30 ft whippers remain to be seen.
I think it bled into off road cycling as well. I’ve heard people referring to trail beta.
30 ft whippers remain to be seen.
This is a strava beta feature. so it is in the software sense, not the climbing sense.
I know, which is why I pointed it out! Is beta for reconnaissance even a climbing term? I was aware of it well before I was aware of climbing as a hobby.
Maybe it’s a finance term What Beta Means for Investors
beta for investors is yet another beta
and don’t even get me started on the fish kind
@halbritt and others, what do you get out of intervals.icu? I’ve been poking at it a bit and other than a couple nicer interfaces to look at stats for a particular workout I’m not seeing much that isn’t available on Strava directly. Am I missing something?
It has more dimensions for analysis and other features that would be useful for more advanced training.
Strava has a power curve, which is helpful, will do estimated FTP, and also a performance management chart, which are the very basics.
Intervals.icu has some planning and some tools that show conformance to plan. I never used it exclusively and I’m not training seriously lately, so I can’t give a more detailed answer. If I were serious, I think I’d probably use WKO5.
FWIW Strava just started messing with the license/terms of use for their API and not in a good way. I just signed up for intervals.icu and migrated my Strava data over before I let my paid membership lapse.
Wow. That’s shitty
yeah, there’s a lot of uncertainty around what exactly their goal is, but it feels crummy when Strava has been the beneficiary of everyone giving them their workout/ride data in the first place and they want to turn around and limit how or what you can do with that data afterwards.

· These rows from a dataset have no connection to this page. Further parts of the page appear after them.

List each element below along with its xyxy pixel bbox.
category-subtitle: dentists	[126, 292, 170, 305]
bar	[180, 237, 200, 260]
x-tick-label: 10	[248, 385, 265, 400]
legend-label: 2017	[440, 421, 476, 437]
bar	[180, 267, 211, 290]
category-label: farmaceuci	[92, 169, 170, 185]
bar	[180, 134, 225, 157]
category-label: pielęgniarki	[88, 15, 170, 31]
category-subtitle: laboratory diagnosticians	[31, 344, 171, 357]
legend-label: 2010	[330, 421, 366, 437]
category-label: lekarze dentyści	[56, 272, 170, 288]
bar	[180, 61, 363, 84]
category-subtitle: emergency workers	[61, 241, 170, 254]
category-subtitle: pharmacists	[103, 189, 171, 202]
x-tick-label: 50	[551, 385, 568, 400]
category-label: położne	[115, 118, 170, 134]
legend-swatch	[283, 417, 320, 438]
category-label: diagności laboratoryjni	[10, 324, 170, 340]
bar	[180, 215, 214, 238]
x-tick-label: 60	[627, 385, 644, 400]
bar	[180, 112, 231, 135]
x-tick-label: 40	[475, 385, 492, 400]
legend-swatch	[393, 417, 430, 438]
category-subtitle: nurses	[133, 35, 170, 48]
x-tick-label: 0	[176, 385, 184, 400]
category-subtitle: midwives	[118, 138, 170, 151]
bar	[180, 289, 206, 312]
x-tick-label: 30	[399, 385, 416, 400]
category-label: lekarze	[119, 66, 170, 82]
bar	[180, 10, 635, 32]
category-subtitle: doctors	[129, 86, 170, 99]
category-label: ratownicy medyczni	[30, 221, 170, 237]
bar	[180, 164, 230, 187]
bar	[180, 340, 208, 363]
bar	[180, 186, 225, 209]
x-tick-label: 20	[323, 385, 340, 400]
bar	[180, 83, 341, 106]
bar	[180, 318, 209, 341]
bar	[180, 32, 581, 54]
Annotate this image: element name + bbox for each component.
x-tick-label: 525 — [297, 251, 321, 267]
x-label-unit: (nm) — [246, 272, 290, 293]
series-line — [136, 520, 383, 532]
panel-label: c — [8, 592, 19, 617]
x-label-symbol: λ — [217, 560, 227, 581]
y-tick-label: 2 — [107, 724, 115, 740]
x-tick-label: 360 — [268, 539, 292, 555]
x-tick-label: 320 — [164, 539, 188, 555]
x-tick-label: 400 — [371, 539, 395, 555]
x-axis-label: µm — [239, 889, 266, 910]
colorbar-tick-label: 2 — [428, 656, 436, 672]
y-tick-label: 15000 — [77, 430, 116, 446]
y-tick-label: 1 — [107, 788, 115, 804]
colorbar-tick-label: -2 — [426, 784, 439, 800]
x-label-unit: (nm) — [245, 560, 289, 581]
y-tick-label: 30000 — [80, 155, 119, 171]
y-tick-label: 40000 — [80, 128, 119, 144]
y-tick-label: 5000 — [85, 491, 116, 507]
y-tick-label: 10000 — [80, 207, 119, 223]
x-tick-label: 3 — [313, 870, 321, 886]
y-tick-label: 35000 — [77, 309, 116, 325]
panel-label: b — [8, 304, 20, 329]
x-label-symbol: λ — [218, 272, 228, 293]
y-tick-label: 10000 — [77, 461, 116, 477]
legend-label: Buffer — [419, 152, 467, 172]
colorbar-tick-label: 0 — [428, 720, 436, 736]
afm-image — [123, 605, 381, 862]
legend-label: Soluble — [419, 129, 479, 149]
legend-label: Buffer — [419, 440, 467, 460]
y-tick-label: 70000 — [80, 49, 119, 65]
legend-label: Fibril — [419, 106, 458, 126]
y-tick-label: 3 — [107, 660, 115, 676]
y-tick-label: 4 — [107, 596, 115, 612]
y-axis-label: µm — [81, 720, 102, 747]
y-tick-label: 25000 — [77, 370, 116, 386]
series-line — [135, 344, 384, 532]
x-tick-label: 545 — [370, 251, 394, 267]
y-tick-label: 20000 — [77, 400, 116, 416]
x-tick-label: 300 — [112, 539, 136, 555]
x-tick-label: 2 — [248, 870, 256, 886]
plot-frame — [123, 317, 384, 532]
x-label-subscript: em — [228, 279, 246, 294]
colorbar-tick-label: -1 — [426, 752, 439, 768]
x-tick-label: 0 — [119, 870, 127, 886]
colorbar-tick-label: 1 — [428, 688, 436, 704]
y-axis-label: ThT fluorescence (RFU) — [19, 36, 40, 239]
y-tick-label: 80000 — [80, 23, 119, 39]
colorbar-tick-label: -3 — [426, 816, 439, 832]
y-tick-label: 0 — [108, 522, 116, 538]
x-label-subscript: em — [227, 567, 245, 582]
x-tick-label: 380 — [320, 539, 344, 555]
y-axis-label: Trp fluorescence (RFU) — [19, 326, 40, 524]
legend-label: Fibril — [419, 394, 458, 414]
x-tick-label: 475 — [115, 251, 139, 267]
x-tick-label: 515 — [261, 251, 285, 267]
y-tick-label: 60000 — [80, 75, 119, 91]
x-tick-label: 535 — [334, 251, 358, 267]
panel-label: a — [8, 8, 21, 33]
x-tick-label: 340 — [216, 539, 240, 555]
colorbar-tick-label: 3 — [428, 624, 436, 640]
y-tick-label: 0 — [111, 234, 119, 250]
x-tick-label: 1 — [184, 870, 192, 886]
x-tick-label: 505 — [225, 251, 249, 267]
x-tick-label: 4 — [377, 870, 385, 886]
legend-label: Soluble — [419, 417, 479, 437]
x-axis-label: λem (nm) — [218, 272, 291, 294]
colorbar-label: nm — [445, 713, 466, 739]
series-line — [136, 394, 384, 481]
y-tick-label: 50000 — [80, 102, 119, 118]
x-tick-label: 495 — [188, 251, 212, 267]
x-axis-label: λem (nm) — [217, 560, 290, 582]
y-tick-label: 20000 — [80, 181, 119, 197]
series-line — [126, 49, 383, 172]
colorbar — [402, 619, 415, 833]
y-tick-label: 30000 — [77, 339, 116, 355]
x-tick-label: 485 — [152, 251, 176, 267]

all my data lives in Garmin but gets pushed to Strava, RWGPS, wherever
I guess if I wanted an analysis platform I shouldn’t have to send it thru Strava on its way to get to my analysis. And I still own my own data
Thanks. That encouraged me to poke around a bit more. The more I poke, the more I see that there are more interesting stats lurking in corners (sometimes literally).
You’re right about more control over the power curve metrics.
The planning tools don’t do much for me either. These days, I mostly go day-by-day deciding what I want to do based on how I feel.
@schultzor, yeah seeing the DCRainmaker piece today spurred me to look at intervals.icu more closely. It really seems like Strava manages to take one step forward and two steps back with each flurry of updates.
Since I’m coming back from injury and ramping up volume and intensity, I’ve been paying more attention to the per-workout and long-term metrics to try to not over-do it and to figure out where I am relative to historic fitness. I’ve found myself bouncing back and forth between the Garmin app and Strava. It seems like intervals.icu might centralize a lot of those analytics, if I can find them!
Definitely a theme with them
I’m wondering if they saw what Reddit did with selling LLM-training access to their data to google and decided that route was how they were going to salvage a payday for their VC overlords.
Strava data could be used for training much more interesting models than LLMs! But instead they’ve rolled out their laughable “Athlete Intelligence” which just does a poor job of summarizing the data that’s sitting right there in front of the user.
yeah that thing is garbage that just slows down the UX after a ride
seems shortsighted? doesn’t this just give someone else the ability to create the middle integration layer now that strava does not want to be that layer?
it was cool they shared data so freely with the API, will be fun to see what new offerings and products arise in this shift
I’m guessing someone saw the Niantic geospatial data mining from Pokemon Go and saw dollar signs.